Follow US Highway 19/23 north to the New Stock Road exit. Turn right at the light and left at the next light, onto US 25. Follow this highway less than one mile to Reems Creek Road and turn right. Drive five miles to Zebulon B. Vance Birthplace State Historic Site, site of a working 1830s-era farm once owned by North Carolina's Civil War governor, Zebulon Vance. From Vance Birthplace, turn left and travel half a mile to Ox Creek Road, winding through the picturesque community to the Blue Ridge Parkway. Turn south on the Parkway. You may want to shop for mountain handicrafts at the Folk Art Center and drive a little further south to the North Carolina Arboretum before returning to Asheville.
From Asheville follow I-26 South to US 64 East and into Hickory Nut Gorge. Continue on to Chimney Rock Park, the setting for the movie “Last of the Mohicans.” Take in the views of Lake Lure, where Patrick Swayze danced in the film “Dirty Dancing.” Head back to Bat Cave and pick up NC 9, a true mountain road with spectacular views of the cliffs around the Lake. Wind your way to Black Mountain and explore the many galleries and artisan boutiques that make this small town worth the stop. From Black Mountain, take US 70 through the Swannanoa Valley back to Asheville.
Located just north of downtown Asheville, Kimberly Avenue will be canopied by the orange tint of sugar maples. A drive offers views of the historic Grove Park Inn perched on the hill above the street. From downtown Asheville, take the Charlotte Street exit off I-240 and proceed north on Charlotte. Turn left onto Edwin Place and follow through the light as it turns into Kimberly Avenue. Follow Kimberly to Beaverdam Road. Turn right and drive through the scenic Beaverdam Valley before circling back to Asheville.

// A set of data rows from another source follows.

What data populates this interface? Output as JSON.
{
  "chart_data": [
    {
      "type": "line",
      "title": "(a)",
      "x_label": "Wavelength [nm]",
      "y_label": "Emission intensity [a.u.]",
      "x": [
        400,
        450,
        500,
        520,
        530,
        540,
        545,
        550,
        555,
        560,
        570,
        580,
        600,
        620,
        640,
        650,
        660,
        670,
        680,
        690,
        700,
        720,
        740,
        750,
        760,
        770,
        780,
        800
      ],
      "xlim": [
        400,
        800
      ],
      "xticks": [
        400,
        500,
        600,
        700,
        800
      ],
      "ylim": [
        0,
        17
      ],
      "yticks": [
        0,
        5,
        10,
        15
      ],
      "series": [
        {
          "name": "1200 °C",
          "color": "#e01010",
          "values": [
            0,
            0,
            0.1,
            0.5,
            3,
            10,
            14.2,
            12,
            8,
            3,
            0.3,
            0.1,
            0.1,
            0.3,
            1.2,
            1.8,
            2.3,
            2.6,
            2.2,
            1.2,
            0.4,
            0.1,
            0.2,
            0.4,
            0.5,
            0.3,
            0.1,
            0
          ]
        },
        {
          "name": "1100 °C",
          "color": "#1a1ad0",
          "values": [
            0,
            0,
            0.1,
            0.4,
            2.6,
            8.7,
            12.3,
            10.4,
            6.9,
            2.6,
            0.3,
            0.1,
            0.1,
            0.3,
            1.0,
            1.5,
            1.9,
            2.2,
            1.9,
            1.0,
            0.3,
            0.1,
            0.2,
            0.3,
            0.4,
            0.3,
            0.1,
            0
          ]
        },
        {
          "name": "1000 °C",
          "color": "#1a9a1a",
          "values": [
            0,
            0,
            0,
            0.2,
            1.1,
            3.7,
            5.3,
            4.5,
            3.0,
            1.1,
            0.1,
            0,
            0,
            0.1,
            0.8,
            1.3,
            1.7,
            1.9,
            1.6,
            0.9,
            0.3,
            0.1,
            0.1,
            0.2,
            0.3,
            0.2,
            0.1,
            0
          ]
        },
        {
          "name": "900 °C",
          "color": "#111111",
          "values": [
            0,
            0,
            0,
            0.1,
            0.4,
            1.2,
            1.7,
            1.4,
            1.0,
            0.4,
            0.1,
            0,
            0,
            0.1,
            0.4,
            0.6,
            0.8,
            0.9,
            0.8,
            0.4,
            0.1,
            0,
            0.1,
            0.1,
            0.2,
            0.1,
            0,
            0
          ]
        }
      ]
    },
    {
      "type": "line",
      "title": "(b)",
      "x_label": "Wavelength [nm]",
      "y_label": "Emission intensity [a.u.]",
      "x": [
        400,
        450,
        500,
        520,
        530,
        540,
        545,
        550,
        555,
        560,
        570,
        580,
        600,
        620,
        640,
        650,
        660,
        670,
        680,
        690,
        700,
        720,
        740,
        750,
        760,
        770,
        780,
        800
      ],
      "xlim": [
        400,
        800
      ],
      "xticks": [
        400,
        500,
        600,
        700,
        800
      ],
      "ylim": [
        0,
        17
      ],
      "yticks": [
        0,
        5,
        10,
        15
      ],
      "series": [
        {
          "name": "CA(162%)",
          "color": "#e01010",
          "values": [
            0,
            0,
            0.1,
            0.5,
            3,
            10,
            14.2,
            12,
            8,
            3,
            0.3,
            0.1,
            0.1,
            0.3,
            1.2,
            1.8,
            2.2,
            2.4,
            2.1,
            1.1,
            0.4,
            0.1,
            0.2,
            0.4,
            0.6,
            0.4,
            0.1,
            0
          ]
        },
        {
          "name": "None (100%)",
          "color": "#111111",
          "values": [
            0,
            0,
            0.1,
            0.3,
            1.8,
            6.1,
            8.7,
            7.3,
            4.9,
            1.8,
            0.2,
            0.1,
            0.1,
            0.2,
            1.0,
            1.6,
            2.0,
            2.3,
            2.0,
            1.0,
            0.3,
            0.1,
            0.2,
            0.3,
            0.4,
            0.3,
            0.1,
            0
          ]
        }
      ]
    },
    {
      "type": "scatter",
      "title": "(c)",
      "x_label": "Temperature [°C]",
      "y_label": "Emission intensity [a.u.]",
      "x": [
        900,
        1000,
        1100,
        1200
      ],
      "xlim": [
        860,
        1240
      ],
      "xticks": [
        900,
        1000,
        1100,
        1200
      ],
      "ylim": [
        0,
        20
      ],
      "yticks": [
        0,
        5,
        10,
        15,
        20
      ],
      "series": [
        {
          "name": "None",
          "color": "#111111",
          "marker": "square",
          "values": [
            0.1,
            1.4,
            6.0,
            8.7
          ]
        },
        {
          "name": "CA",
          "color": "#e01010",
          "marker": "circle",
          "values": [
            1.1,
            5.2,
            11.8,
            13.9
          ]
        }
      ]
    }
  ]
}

Surrounded by the Pisgah National Forest, the North Carolina Arboretum is nestled amidst one of the most beautiful natural settings in the US and is a great place to see Mother Nature's fall color finale. The Arboretum is located south of Asheville on the Blue Ridge Parkway at Milepost 393, or take I-26, Exit 33 (formerly Exit 2) and proceed 2 miles south on Highway 191/Brevard Road.